Why don't you just tell them to shut the f**k up? Loudly and meanly. You'd be amazed how effective this is.
Well, damn, ya'll should have gone to the Paul Reubens' day festivities instead.
People in San Francisco complain and whine too much.
I have to agree with bluecanary on getting the girls to shut up. It's most effective coming from a man but I've used it with and without the swear words, depending on the situation. Using an angry/outraged tone is key.
I had the same experience at the Airplane screening a few months ago -- infuriating! The secret is to get there wicked early so you can sit close to the screen, amongst other polite folks who are there to watch rather than chat.
And I have a feeling that yelling "shut up" would have invited additional grief.
Shoot, I bungled the bit about the girls in front of me. I actually couldn't hear them as they weren't that close to me and they did make an effort to be not so loud. But what they did do is keep moving in and out of my line of vision and you know how something that shouldn't be that big of a deal increasingly becomes that big of a deal because you get fixated on it and fixated on it until it's all you could think about? That's how it was.
And just to be clear, I still had a great time and thank the people who put it together.
I agree -- tell 'em to shut up, sit down. Central to The American Way is that everything is permissible except that which is not, as opposed to nothing being permissible except that which is.
In other words, people will do anything they feel like, until someone tells them it's wrong.
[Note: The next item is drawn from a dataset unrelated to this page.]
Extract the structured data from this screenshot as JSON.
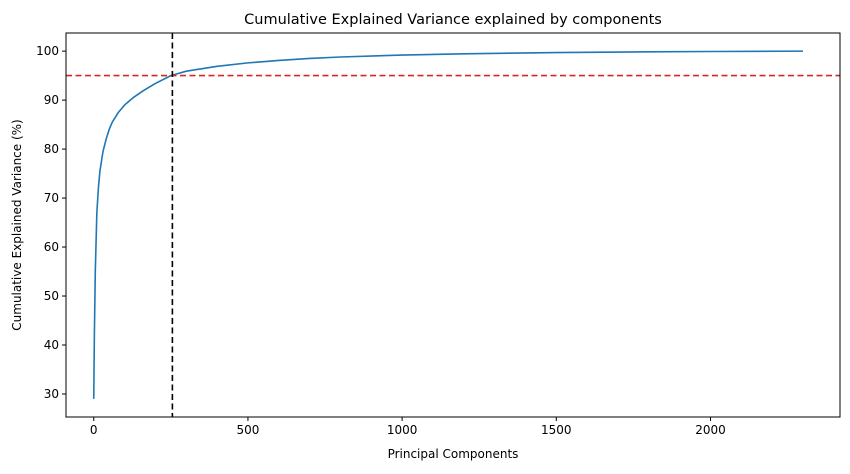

See: smoking, employing children, driving Hummmers, etc.
So tell 'em to "shut the f*** up" so they know their fellow human beings aren't havin' any of it.
it's so west coast to not confront people on this type of rude behavior. i'm from the northeast, and we tell people to shut up when they talk at an event like this. i was at the movie as well and was too far back and was stuck next to talky mctalkerson and his blanket-mates (who seemed to be getting a bit tired of his mouth as well) and sadly after a year+ here my natural inclination to get the talkersons to shaddap has vanished. but then i've seen raiders so many times that i didn't need the sound as much.
still, i think californians need to learn to be a bit more direct. it's one thing to be laid back, it's another to enable a jerk to continue in his jerkitude.